Chanting Points Memo: The Head Fake

Joe Soucheray got fooled.

The entire Twin Cities media has either been fooled, or is playing along.   I vote “playing along”.

Governor Messinger Dayton and Senate Majority Leader Bakk aren’t “fighting”, or “at odds”, or “in a conflict” over the DFL’s so-called “tax cuts” (which, let’s not forget, “cut” less than 10% of the four billion dollars worth of tax hikes the DFL jammed down back in 2013).

This is all theater.   And it’s about as spontaneous as a porn shoot.

Signs the DFL planned this from the ground up?   Ask yourself this; why is Governor Messinger Dayton, who is up for re-election this year, “in conflict” with Tom Bakk – who is not up for re-election this year – and not Paul Thissen, who is?

The entire “story” is a carefully-manicured charade designed to make Mark Dayton – who signed four billion dollars worth of tax hikes last year with little more thought (and perhaps little more knowledge) than he’d use signing a credit card receipt at the Oceanaire – look like a “tax cutting moderate” compared with the Senate (who are utterly safe for the next two years, and for whom the media will help engineer something in two years anyway), but heaven forbid not the House, who are, mirabile dictu, not involved in this particular fracas.

7 thoughts on “Chanting Points Memo: The Head Fake

  1. “And it’s about as spontaneous as a porn shoot.”
    (((shudder))) you successfully juxtaposed the notion of a faux ecstatic Messinger and a over the shoulder p0rn movie cum shot.

  2. Oh, how I miss the days when the people of Minnesota were taken seriously…after electing Jesse Ventura.
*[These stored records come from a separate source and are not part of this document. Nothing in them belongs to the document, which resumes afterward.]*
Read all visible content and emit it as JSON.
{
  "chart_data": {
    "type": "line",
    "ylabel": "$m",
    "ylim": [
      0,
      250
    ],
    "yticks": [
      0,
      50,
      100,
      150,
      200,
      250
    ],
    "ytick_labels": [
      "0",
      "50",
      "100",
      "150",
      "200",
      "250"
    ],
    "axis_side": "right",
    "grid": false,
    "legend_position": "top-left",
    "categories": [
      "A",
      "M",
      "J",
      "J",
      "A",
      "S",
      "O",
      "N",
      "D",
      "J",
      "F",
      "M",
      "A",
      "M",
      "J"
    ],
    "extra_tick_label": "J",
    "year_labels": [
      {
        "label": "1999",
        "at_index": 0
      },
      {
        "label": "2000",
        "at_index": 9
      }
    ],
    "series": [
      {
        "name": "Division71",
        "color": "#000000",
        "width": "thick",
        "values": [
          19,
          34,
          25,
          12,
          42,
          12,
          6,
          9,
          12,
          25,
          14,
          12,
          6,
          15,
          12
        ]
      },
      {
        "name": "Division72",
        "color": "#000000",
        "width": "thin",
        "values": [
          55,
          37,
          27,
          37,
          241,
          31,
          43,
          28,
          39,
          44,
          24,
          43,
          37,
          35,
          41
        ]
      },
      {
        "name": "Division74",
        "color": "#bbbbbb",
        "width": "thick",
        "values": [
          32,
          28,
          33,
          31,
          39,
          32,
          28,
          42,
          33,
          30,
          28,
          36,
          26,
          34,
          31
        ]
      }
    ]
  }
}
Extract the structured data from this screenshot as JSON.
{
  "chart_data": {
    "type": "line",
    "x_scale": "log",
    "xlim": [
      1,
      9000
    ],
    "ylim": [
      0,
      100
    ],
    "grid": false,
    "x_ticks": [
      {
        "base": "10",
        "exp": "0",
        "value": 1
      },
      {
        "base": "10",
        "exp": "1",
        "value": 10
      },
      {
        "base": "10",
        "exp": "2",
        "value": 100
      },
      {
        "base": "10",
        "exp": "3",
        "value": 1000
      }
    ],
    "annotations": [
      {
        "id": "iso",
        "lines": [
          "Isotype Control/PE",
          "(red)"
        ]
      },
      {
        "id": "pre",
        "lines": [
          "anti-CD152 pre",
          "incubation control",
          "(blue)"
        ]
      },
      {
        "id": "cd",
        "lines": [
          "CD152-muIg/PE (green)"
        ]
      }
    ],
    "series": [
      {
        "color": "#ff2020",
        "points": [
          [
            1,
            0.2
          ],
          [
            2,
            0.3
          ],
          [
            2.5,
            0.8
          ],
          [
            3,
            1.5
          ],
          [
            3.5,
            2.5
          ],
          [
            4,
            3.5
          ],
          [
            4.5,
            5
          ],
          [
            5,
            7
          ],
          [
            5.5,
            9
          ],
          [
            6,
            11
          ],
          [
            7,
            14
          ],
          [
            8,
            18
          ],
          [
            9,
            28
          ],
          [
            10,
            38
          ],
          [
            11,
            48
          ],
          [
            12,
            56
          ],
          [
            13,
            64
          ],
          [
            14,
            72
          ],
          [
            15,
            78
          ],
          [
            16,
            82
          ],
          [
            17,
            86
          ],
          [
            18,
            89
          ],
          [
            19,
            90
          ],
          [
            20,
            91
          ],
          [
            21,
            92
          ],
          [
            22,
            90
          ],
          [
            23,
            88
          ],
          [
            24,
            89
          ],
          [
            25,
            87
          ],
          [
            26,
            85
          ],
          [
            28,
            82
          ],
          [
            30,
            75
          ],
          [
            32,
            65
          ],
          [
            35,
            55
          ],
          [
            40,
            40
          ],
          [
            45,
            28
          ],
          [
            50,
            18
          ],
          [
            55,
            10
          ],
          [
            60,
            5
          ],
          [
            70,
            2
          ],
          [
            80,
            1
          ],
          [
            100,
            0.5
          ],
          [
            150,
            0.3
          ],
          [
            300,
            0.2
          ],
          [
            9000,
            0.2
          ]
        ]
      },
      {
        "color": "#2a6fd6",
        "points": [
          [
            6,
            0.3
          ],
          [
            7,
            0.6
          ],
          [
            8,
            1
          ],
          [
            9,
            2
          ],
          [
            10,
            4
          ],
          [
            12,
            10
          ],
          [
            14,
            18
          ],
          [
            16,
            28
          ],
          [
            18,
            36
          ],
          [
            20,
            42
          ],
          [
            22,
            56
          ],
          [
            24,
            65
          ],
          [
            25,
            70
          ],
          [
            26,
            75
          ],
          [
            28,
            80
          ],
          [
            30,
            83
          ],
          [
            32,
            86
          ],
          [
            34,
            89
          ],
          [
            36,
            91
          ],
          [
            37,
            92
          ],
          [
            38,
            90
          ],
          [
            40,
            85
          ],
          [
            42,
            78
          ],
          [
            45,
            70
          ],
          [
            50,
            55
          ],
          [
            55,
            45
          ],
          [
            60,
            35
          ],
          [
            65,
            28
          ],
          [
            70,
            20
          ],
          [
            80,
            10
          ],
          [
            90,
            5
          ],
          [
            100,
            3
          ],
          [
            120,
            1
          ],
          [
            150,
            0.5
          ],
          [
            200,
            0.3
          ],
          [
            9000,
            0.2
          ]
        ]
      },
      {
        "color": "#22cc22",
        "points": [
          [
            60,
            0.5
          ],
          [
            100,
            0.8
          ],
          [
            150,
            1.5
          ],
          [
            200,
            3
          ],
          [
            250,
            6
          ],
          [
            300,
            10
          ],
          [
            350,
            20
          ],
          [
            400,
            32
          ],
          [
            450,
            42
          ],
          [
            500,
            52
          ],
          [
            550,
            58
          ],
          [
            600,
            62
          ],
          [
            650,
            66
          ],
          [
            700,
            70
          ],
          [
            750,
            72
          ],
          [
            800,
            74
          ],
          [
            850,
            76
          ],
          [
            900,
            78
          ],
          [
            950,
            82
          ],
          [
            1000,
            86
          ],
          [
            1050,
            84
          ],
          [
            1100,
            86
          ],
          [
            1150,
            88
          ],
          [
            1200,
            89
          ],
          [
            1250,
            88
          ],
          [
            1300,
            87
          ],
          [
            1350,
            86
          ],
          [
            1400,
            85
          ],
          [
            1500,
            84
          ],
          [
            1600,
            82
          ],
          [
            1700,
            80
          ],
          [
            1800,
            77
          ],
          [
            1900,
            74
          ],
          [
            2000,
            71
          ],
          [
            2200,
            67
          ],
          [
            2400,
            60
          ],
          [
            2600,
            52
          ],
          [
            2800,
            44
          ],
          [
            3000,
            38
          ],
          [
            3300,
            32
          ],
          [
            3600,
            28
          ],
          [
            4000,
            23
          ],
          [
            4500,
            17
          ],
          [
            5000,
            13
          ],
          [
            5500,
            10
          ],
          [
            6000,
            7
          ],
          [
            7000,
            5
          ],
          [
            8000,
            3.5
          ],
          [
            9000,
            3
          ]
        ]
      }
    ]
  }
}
  3. Republicans don’t have a lot of themes to run on, but the close links between public sector unions and Democratic politicians is a big one. The public is eager to accept suggestions that Republicans serve the rich and powerful by keeping taxes low on capitalists who in turn kick back campaign money. The public is just as eager to accept that Democrats have and will create sweet deals for the public sector unions that send them kickbacks. Both stories have the benefit of being largely true.

  4. Wonder where *dik* copied that bit of mindless blather from..

    Wealthy capitalists aren’t out there screwing public school kids for financial gain, *dik*. They finance industry, not bleed it dry.

    Taking money from corporations is not the same as taking it from stinking union bosses. Wealthy capitalists want to make money and keep more of what they earn; stinking union bosses want more of my money.

    Go ahead; google up a response *dik*.

  5. It wouldn’t be any fun if I didn’t throw a little kibble (feed the trolls) every now and again.

  6. There we go. It’s so easy to recognize a response that bubbles up from your own tiny brain *dik*.

    It’s the lack of multi-syllabic words that gives you away, you see.

  7. /”Wealthy capitalists aren’t out there screwing public school kids for financial gain, *dik*. They finance industry, not bleed it dry.”/

    I’m reading the Pickety Capital book and he makes the point that the lower relative returns to capital in the 1910-1980 period stems from rapid technological change making capital obsolete quickly plus wars and financial crises zeroing out various capital accounts (breaking windows). The trick is to deliver greater equality without a Great Depression and a couple of World Wars every 50 years.